A weighted version of random.randint

Question

I would like to choose a random integer between a and b (both included), with the statistical weight of c.

c is a value between a and b.

Which is the most efficient way to apply the weight factor c to random.randint?

The closest I got was this question, but there is a big difference:

I have only one single statistical weight c, not a statistical probability for every value between a and b.

Example:

a = 890
b = 3200

c = 2600

print(random.randint(a,b))

>>>> supposed to result most frequently in a value around 2600

I don't really care about the distribution between a and b, as long as there is a weight on c. However, a Gaussian distribution would be appreciated.

Please note: this question does not not address the numpy.random module as in this question.

Answer 1

Sounds like the triangular distribution might fit your needs. The values a and b are the min and max, respectively, and c corresponds to the mode (most likely outcome) of the distribution.

There is a triangular generator in numpy.random. It generates floats, but you can round and then integerize the results. If you're being picky, this would be slightly biased away from the min and max, which would only have half the range and thus half the expected count compared to the other integer values. Statisticians adjust for this range conversion from reals to ints using a continuity correction: subtract 1/2 from the min, add 1/2 to the max.
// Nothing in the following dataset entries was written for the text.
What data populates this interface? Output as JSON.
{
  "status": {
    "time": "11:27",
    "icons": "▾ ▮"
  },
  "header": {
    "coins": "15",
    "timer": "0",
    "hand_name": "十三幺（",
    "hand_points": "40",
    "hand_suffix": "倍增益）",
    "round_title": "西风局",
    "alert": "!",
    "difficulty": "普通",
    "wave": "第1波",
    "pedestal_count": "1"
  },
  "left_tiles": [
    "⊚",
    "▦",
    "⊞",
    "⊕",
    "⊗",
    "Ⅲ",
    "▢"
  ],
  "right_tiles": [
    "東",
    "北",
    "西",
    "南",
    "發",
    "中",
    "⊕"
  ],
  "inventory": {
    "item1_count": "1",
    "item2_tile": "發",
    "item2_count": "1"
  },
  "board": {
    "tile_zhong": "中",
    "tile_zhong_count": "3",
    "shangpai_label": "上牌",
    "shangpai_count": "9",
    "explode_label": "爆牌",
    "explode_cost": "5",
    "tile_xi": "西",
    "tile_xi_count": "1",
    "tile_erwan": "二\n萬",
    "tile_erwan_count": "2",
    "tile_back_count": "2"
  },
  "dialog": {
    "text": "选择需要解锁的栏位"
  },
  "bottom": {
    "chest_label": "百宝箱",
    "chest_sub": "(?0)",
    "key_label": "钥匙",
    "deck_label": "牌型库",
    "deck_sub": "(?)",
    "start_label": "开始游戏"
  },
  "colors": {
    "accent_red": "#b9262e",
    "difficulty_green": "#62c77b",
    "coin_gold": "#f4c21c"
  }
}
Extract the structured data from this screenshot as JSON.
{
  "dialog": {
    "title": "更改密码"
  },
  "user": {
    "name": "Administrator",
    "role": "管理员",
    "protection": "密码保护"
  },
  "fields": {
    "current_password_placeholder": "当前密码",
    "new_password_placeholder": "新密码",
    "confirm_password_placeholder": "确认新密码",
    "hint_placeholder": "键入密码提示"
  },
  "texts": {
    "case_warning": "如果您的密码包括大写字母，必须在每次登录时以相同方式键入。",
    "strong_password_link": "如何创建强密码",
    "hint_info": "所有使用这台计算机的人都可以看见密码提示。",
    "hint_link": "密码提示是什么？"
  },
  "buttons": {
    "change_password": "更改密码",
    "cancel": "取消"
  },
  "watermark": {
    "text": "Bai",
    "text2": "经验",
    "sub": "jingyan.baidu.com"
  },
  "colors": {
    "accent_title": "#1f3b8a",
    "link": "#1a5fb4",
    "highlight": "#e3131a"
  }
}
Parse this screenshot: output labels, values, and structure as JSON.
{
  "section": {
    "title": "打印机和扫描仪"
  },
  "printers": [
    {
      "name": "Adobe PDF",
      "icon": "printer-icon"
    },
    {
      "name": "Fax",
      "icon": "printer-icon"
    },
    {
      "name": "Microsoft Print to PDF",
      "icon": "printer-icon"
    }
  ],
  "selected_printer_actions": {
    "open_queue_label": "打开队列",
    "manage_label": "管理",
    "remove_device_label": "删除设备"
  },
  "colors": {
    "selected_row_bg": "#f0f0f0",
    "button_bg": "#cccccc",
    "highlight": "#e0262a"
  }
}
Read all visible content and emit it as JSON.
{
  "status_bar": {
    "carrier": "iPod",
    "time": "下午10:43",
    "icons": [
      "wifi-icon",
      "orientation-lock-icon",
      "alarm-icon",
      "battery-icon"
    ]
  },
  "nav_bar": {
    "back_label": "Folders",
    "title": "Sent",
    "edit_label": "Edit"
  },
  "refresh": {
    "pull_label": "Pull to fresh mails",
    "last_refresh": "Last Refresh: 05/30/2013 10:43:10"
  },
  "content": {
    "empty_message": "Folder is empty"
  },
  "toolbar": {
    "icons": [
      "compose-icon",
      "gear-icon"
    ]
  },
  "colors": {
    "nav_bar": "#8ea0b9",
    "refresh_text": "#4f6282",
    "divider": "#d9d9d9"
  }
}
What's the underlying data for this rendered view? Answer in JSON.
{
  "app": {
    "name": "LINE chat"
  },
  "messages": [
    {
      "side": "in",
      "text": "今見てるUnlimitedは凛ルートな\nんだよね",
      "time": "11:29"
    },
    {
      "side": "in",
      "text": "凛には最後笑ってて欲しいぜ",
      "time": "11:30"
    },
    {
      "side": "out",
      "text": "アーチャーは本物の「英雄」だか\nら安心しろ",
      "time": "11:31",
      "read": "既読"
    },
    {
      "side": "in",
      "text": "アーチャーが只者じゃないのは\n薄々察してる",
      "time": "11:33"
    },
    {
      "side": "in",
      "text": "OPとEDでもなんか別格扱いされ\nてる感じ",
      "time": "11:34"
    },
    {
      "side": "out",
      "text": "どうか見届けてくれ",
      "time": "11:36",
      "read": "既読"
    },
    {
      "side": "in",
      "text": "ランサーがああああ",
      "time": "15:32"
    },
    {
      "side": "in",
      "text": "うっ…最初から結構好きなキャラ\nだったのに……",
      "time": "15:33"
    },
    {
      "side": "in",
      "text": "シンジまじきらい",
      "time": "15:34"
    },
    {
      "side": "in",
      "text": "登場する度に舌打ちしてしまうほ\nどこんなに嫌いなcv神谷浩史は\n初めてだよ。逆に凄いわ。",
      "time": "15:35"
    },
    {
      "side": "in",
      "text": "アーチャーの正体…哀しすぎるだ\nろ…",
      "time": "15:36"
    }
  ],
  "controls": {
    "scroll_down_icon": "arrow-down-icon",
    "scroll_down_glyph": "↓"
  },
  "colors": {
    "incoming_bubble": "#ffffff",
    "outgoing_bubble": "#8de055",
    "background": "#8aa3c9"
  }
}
This is most likely to be relevant if you're dealing with small ranges, as in the tiny example below.

import numpy as np
import matplotlib.pyplot as plt

# replace with your actual values
a = 1
b = 5
c = 2

# Without continuity correction
plt.hist(np.ma.round(np.random.triangular(
          left = a,
          mode = c,
          right = b, 
          size = 100000)
        ).astype(int),
        range = (0.5, 5.5), bins = 50, density = True)
plt.show()

# With continuity correction
plt.hist(np.ma.round(np.random.triangular(
          left = a - 0.5,
          mode = c,
          right = b + 0.5, 
          size = 100000)
        ).astype(int),
        range = (0.5, 5.5), bins = 50, density = True)
plt.show()

Here are the results with your actual parameterization:

# Actual target case
a = 890
b = 3200
c = 2600
plt.hist(np.ma.round(np.random.triangular(
          left = a - 0.5,
          mode = c,
          right = b + 0.5, 
          size = 100000)
        ).astype(int),
        range = (500, 3500), bins = 300, density = True)
plt.show()

Note that unlike the normal distribution suggested in comments, this is guaranteed to stay within the range (a, b).

Answer 2

You use

random.choices(range(a,b+1), weights= [....], k=1)  # or cum_weights

for a k of 1 and a population in range(a,b+1) and the weights you want.

See: https://docs.python.org/3/library/random.html#random.choices

---

You would have to calculate a possible (arbritrary) weighting, f.e.:

import random
from collections import defaultdict
a = 8
b = 32

c = 26

# hacked distribution
w = [(i-a)**2 if i <= c else (b-i+a)**2 for i in range(a,b+1)]

d=defaultdict(int)
for i in range(a,b+1):
    d[i]=0

# test for 10k numbers
for num in random.choices(range(a,b+1), weights = w, k=10000):
    d[num] += 1

print(w)
print(d)

It is still random, one run got me:

# hacked distribution
[0, 1, 4, 9, 16, 25, 36, 49, 64, 81, 100, 121, 144, 169, 196, 225, 
  256, 289, 196, 169, 144, 121, 100, 81, 64]

# test for 10k numbers
{8: 0, 9: 8, 10: 7, 11: 37, 12: 61, 13: 94, 14: 149, 15: 175, 16: 229, 
 17: 283, 18: 374, 19: 450, 20: 493, 21: 628, 22: 672, 23: 820, 24: 907, 
 25: 1038, 26: 1183, 27: 564, 28: 537, 29: 435, 30: 325, 31: 293, 32: 238}